Later, we shall come to amendments that relate specifically to Wales. They go further than I am asking the Government to do. I simply ask them to take account of the issues, and I urge them to give this proposal a test drive before imposing it on Wales and on the Welsh Assembly Government and the Assembly.
My Lords, I shall be very brief. Perhaps I may respectfully say that the protocol has been given a very bad press by both the noble Lord, Lord Blair, who is not in his place at the moment, and the right reverend Prelate the Bishop of Chichester. I draw your Lordships’ attention to what I think is one nugget in the protocol. It says that the police and crime panel has:
“The power to ask HMIC for a professional view when the PCC intends to dismiss a Chief Constable”.
So far as I am aware, there has been little or no mention of the role of the HMIC in the relations between the commissioner and the chief constable, and I suggest that this is a very important link.
My Lords, I, too, welcome the Minister to her appointment. I welcome her because of her experience, her willingness to listen and the manner in which she has behaved since she came into this House.

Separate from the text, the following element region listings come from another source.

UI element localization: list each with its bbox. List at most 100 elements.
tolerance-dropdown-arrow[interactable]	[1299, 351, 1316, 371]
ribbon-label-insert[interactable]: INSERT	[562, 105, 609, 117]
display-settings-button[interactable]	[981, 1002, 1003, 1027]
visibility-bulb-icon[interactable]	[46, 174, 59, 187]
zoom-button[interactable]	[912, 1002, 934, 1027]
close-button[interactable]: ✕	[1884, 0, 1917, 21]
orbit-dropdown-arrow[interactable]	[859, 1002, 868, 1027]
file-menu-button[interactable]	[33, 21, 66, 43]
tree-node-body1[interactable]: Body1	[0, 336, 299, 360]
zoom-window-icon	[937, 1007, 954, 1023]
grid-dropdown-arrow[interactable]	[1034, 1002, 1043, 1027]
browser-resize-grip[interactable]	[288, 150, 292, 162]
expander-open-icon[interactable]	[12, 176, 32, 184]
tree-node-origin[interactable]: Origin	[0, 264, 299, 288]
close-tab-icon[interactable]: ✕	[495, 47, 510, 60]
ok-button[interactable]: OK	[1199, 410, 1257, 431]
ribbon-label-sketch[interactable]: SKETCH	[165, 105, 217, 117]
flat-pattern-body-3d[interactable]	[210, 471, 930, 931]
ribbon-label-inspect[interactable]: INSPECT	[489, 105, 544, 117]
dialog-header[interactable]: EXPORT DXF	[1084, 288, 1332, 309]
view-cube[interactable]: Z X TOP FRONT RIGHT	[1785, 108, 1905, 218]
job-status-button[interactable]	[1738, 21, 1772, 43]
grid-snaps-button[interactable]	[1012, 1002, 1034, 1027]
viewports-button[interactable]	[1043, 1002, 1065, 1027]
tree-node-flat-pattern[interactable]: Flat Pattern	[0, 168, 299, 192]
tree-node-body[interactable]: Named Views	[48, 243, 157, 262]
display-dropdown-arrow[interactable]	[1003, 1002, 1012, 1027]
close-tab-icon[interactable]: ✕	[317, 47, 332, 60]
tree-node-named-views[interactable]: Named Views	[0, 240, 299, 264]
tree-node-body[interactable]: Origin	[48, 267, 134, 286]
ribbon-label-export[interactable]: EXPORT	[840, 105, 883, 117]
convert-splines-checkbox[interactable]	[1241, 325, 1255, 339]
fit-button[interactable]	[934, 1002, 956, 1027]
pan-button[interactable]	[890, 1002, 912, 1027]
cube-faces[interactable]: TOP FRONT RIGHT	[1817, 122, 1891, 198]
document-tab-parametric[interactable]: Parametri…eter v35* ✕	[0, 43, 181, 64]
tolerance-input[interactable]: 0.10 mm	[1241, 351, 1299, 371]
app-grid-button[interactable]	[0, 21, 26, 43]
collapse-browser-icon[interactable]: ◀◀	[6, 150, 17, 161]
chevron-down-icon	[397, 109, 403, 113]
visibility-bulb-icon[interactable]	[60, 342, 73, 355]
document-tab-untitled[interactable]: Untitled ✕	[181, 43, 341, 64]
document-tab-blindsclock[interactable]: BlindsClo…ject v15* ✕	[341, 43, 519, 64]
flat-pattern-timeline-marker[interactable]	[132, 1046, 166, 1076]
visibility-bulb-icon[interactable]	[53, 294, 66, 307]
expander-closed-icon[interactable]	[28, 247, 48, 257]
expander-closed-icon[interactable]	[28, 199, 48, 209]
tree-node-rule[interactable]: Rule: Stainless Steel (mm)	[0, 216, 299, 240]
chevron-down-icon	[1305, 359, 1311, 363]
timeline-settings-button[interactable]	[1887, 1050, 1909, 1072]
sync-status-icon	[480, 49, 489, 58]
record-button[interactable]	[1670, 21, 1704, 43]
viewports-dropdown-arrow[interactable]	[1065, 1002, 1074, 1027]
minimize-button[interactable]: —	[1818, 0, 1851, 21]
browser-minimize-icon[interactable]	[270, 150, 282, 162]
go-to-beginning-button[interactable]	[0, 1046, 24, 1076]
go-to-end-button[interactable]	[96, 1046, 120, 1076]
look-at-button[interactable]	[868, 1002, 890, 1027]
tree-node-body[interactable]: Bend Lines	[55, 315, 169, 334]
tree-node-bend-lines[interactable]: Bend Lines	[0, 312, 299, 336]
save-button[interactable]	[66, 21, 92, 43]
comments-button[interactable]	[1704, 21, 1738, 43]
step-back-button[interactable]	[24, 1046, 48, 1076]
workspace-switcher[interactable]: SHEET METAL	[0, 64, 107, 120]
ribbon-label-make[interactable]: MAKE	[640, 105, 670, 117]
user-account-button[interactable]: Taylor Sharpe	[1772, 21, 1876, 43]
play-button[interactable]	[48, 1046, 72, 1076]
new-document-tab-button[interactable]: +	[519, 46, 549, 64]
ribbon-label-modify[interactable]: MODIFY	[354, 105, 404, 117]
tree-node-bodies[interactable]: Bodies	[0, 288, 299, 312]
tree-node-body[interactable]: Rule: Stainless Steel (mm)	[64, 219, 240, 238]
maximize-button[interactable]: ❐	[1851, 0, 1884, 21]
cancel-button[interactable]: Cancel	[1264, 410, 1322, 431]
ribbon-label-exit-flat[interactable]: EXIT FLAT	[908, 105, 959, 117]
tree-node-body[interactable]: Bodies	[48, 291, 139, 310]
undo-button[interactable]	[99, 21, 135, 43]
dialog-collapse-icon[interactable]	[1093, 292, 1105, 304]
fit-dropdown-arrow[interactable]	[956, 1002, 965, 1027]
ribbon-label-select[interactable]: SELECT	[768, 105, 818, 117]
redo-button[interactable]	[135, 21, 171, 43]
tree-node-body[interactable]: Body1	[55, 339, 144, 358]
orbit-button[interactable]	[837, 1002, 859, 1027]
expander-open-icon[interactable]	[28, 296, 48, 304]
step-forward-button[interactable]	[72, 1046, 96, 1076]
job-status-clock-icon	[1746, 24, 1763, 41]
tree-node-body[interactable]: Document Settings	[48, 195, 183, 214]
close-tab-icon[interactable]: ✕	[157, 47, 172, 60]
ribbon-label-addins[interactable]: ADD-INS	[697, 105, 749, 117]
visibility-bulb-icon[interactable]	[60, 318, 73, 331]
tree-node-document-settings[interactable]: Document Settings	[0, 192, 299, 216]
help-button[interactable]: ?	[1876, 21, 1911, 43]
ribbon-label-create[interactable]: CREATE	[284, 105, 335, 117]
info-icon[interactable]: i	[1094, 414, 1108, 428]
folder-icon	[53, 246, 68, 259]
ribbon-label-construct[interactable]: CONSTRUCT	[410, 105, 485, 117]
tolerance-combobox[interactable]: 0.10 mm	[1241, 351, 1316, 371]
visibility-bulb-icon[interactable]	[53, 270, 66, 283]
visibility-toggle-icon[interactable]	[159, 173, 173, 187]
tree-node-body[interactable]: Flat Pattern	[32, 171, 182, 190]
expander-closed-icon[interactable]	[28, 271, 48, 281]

I, too, thought of something that I will, if she will forgive me, offer her as a word of advice. It came to mind when I was listening to the noble Baroness, Lady O’Loan, and particularly the noble Viscount, Lord Brookeborough. Sometimes this end of the telescope is slightly more difficult than the other end. On occasions, the difficulty is in convincing colleagues in the other place of the strength of feeling in your Lordships’ House. During the passing of the Police (Northern Ireland) Act, the then Secretary of State stood in the Corridor trying to negotiate through me, as the Whip, in order to get things through. Therefore, I welcome the noble Baroness’s experience and I am sure that she will adapt to this end of the Corridor.
I listened with interest to the noble Lord, Lord Dear. With respect, I think that he proved the point that I am about to make rather more than the one that he made. Had there been the direct election of an individual, I fear that at that time and in those circumstances the person to whom he referred, David Bookbinder, would have been elected because the political climate then was even less fettered. However, the most important point is that, as a result of some difficult experiences, modifications and improvements were made to the composition and role of police authorities, but they were incremental. One noble Lord after another has spoken about the need for incremental change in a service that we all hold dear.
My second point is equally important. The noble Lord, Lord Hamilton, referred to our police service—to me, it is a service, not a force—roughing up the middle classes and failing to look to the interests of deprived communities. I am sorry: I live in the police authority area where I served as a member of the authority for 20 years and I do not recognise that description. What I do recognise, however, is that the middle classes are more vocal. They want a police officer in a car to appear at their door if they have a burglary and they also want police officers walking the streets, but I am afraid that, however populist the campaign, the concerns of that community will not be met by anyone. To my mind, my noble friend Lady Henig was, as leader of the County Councils Association, one of the best chairs of a police authority in the country. However, she could not provide what those vocal people wanted, because they wanted it and they wanted it now, and they were not prepared to talk through how much money it would cost.